Школьный двор мы прошли молча. Вырулили на трассу, побрели домой, и тут сзади донесся свист.
— Наташа! Постой! — крикнули сочным басом.
Мы обернулись. Наташку перекосило, она вцепилась в мою руку. И радость на ее лице, и растерянность. К нам широким шагом шел высокий патлатый парень в джинсах и джинсовой же ветровке. В руках он держал три крупные розы, обернутые прозрачной пленкой.
Немного подумав, сестра решительно сказала:
— Валим! — И поволокла меня прочь.
— Кто это? — спросил я, уже догадываясь.
— Влад. — Удивительно, как ей удалось прорычать слово, где нет звука «р»?
— Да подожди! — донеслось сзади.
— Не звони мне больше! — крикнула она не оборачиваясь и побежала, отпустив мою руку.
Судя по шагам позади, он рванул ее догонять.
Огромных усилий стоило не поставить ему подножку. Я посторонился, пропуская его. Нельзя вмешиваться. Что делать дальше, должна решать Наташа, это ее жизнь. Надеюсь, она примет правильное решение. Вот только надежда, промелькнувшая на ее лице, когда Влад ее окликнул, меня смущала.
Влад настиг ее, рывком развернул, схватив за плечи, что-то горячо зашептал.
— Трахаться не с кем? — прошипела Наташка, встала на цыпочки, глядя ему в глаза. — Гоняй Дуньку Кулакову!

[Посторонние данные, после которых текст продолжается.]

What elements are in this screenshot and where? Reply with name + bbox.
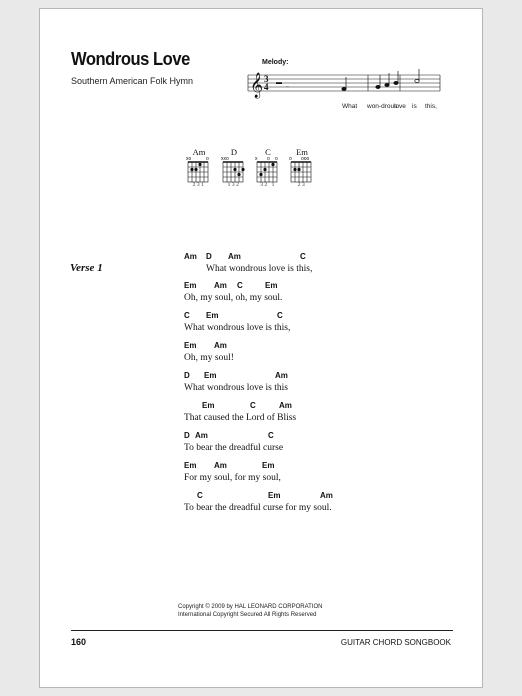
chord-diagram-em <box>282 147 322 197</box>
chord-grid-icon <box>179 156 219 184</box>
chord-symbol: Am <box>214 341 227 350</box>
chord-symbol: Am <box>195 431 208 440</box>
chord-symbol: Em <box>265 281 278 290</box>
lyric-text: What wondrous love is this, <box>184 323 291 333</box>
chord-symbol: C <box>184 311 190 320</box>
lyric-text: For my soul, for my soul, <box>184 473 281 483</box>
lyric-line <box>184 431 464 457</box>
svg-text:o: o <box>289 156 292 162</box>
chord-symbol: Em <box>184 461 197 470</box>
chord-symbol: C <box>300 252 306 261</box>
chord-symbol: C <box>277 311 283 320</box>
lyric-text: To bear the dreadful curse for my soul. <box>184 503 332 513</box>
chord-diagram-name: Em <box>296 147 308 157</box>
chord-symbol: C <box>268 431 274 440</box>
melody-label: Melody: <box>262 59 289 66</box>
chord-grid-icon <box>282 156 322 184</box>
chord-symbol: D <box>184 371 190 380</box>
chord-row <box>184 371 464 382</box>
song-page <box>39 8 483 688</box>
song-title: Wondrous Love <box>71 49 190 69</box>
verse-label: Verse 1 <box>70 262 103 274</box>
melody-excerpt <box>244 59 444 119</box>
lyric-line <box>184 252 464 278</box>
chord-row <box>184 461 464 472</box>
chord-symbol: Em <box>184 341 197 350</box>
lyric-line <box>184 341 464 367</box>
svg-text:o: o <box>267 156 270 162</box>
lyric-line <box>184 461 464 487</box>
lyric-line <box>184 401 464 427</box>
chord-symbol: Am <box>228 252 241 261</box>
svg-text:–: – <box>286 84 289 90</box>
chord-symbol: C <box>237 281 243 290</box>
svg-text:o: o <box>206 156 209 162</box>
chord-symbol: Em <box>268 491 281 500</box>
copyright-line: International Copyright Secured All Rights Reserved <box>178 612 317 618</box>
chord-symbol: Am <box>184 252 197 261</box>
chord-symbol: Em <box>262 461 275 470</box>
lyric-text: What wondrous love is this, <box>206 264 313 274</box>
chord-diagram-name: D <box>230 147 238 157</box>
svg-text:xxo: xxo <box>221 156 229 162</box>
lyric-text: Oh, my soul, oh, my soul. <box>184 293 283 303</box>
chord-symbol: Em <box>206 311 219 320</box>
lyric-line <box>184 311 464 337</box>
lyric-line <box>184 281 464 307</box>
copyright-line: Copyright © 2009 by HAL LEONARD CORPORATION <box>178 604 323 610</box>
chord-row <box>184 491 464 502</box>
chord-symbol: Am <box>320 491 333 500</box>
chord-symbol: C <box>250 401 256 410</box>
chord-diagram-name: Am <box>192 147 206 157</box>
lyric-line <box>184 371 464 397</box>
svg-text:3: 3 <box>264 74 269 84</box>
chord-row <box>184 281 464 292</box>
chord-symbol: D <box>184 431 190 440</box>
melody-lyric: won-drous <box>367 103 398 110</box>
footer-divider <box>71 630 453 631</box>
copyright-notice <box>178 603 322 619</box>
melody-lyric: is <box>412 103 417 110</box>
chord-symbol: Em <box>204 371 217 380</box>
chord-symbol: D <box>206 252 212 261</box>
song-subtitle: Southern American Folk Hymn <box>71 76 194 86</box>
chord-fingering: 132 <box>227 182 241 188</box>
chord-row <box>184 431 464 442</box>
svg-text:4: 4 <box>264 82 269 92</box>
lyric-line <box>184 491 464 517</box>
chord-row <box>184 341 464 352</box>
lyric-text: Oh, my soul! <box>184 353 234 363</box>
svg-text:x: x <box>255 156 258 162</box>
chord-symbol: C <box>197 491 203 500</box>
chord-row <box>184 401 464 412</box>
svg-text:o: o <box>275 156 278 162</box>
chord-diagram-name: C <box>265 147 271 157</box>
svg-text:xo: xo <box>186 156 192 162</box>
melody-lyric: love <box>394 103 406 110</box>
melody-staff <box>244 65 444 105</box>
chord-symbol: Am <box>214 461 227 470</box>
lyric-text: What wondrous love is this <box>184 383 288 393</box>
chord-fingering: 23 <box>297 182 307 188</box>
chord-diagram-am <box>179 147 219 197</box>
chord-symbol: Am <box>214 281 227 290</box>
chord-row <box>184 252 464 263</box>
chord-fingering: 231 <box>192 182 206 188</box>
book-title: GUITAR CHORD SONGBOOK <box>340 638 451 647</box>
page-number: 160 <box>71 637 87 647</box>
chord-fingering: 32 1 <box>260 182 276 188</box>
lyric-text: That caused the Lord of Bliss <box>184 413 297 423</box>
chord-symbol: Em <box>202 401 215 410</box>
lyric-text: To bear the dreadful curse <box>184 443 284 453</box>
treble-clef-icon: 𝄞 <box>250 73 264 98</box>
chord-row <box>184 311 464 322</box>
chord-symbol: Am <box>275 371 288 380</box>
melody-lyric: What <box>342 103 358 110</box>
svg-text:ooo: ooo <box>301 156 310 162</box>
chord-symbol: Am <box>279 401 292 410</box>
melody-lyric: this, <box>425 103 437 110</box>
chord-symbol: Em <box>184 281 197 290</box>
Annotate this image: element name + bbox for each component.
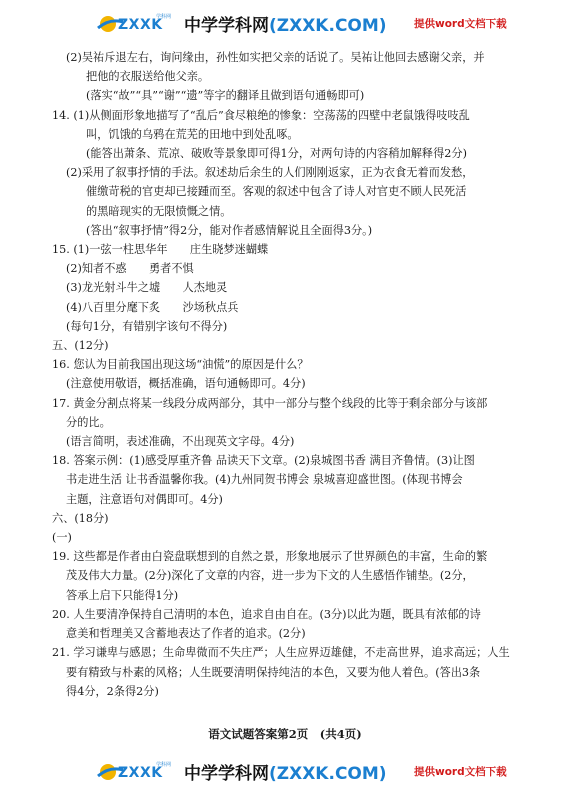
site-name: 中学学科网 bbox=[184, 16, 269, 36]
answer-line: (一) bbox=[52, 531, 72, 545]
answer-line: 茂及伟大力量。(2分)深化了文章的内容，进一步为下文的人生感悟作铺垫。(2分， bbox=[66, 569, 474, 583]
answer-line: 16. 您认为目前我国出现这场“油慌”的原因是什么？ bbox=[52, 358, 309, 372]
word-download-link[interactable]: 提供word文档下载 bbox=[414, 18, 507, 30]
answer-line: 意美和哲理美又含蓄地表达了作者的追求。(2分) bbox=[66, 627, 306, 641]
site-banner-bottom bbox=[0, 752, 570, 792]
answer-key-body bbox=[52, 48, 532, 701]
logo-small-text: 学科网 bbox=[156, 14, 172, 20]
answer-line: 六、(18分) bbox=[52, 511, 109, 525]
answer-line: 得4分，2条得2分) bbox=[66, 684, 159, 698]
answer-line: 要有精致与朴素的风格；人生既要清明保持纯洁的本色，又要为他人着色。(答出3条 bbox=[66, 665, 481, 679]
answer-line: 的黑暗现实的无限愤慨之情。 bbox=[86, 204, 232, 218]
answer-line: 主题，注意语句对偶即可。4分) bbox=[66, 492, 223, 506]
answer-line: 叫，饥饿的乌鸦在荒芜的田地中到处乱啄。 bbox=[86, 127, 299, 141]
site-banner-top bbox=[0, 4, 570, 44]
answer-line: 五、(12分) bbox=[52, 339, 109, 353]
answer-line: (4)八百里分麾下炙 沙场秋点兵 bbox=[66, 300, 239, 314]
site-domain: (ZXXK.COM) bbox=[269, 16, 387, 36]
answer-line: (2)吴祐斥退左右，询问缘由，孙性如实把父亲的话说了。吴祐让他回去感谢父亲，并 bbox=[66, 51, 485, 64]
logo-small-text: 学科网 bbox=[156, 762, 172, 768]
site-domain: (ZXXK.COM) bbox=[269, 764, 387, 784]
answer-line: (每句1分，有错别字该句不得分) bbox=[66, 319, 228, 333]
site-name: 中学学科网 bbox=[184, 764, 269, 784]
answer-line: 17. 黄金分割点将某一线段分成两部分，其中一部分与整个线段的比等于剩余部分与该部 bbox=[52, 396, 488, 410]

Он опять зашептал, попытался ее прижать к себе. Она позволила это сделать, а потом вывернулась.
— Если бы хотел — нашел бы способ!
Стряхнув его руки, Наташа зашагала прочь, Влад догнал ее, снова развернул. Сестра толкнула его в грудь, замахнулась:
— Отвали, я сказала! Еще раз подойдешь — ударю! Видеть тебя больше не хочу. Ссыкло. Подкаблучник! Гнида!
Сплюнув, она зашагала прочь.
— Потаскуха! — заорал Влад, бросил розы и принялся их топтать. — Да на хрен ты кому теперь…
Я как раз проходил мимо, со всей дури ткнул его локтем в «солнышко», еле сдержался, чтобы башкой об колено не приложить. Вместо того, чтобы ответить, Влад покорно сложился.
— Это ты шлюха, — бросил я и отвесил ему оплеуху. — Только подойди к нам — сядешь. Понял?
Он никак не отреагировал, хватая воздух разинутым ртом. Я думал, когда очухается, он захочет реванша, погонится за нами, но нет. Влад был типичным слизняком и маменькиным пирожочком. Выпрямившись, он в последний раз пнул розы — они-то точно не ответят — и гордо понес себя прочь.
— Нахрен тебе этот слизняк не уперся, — сказал я, подойдя к Наташе. — Горжусь тобой.
— Ненавижу! — Глаза ее метали молнии, грудь вздымалась. — Предатель! Как узнал, что папаня свалил, так приполз. Падла. Правильно ты его! Только мало.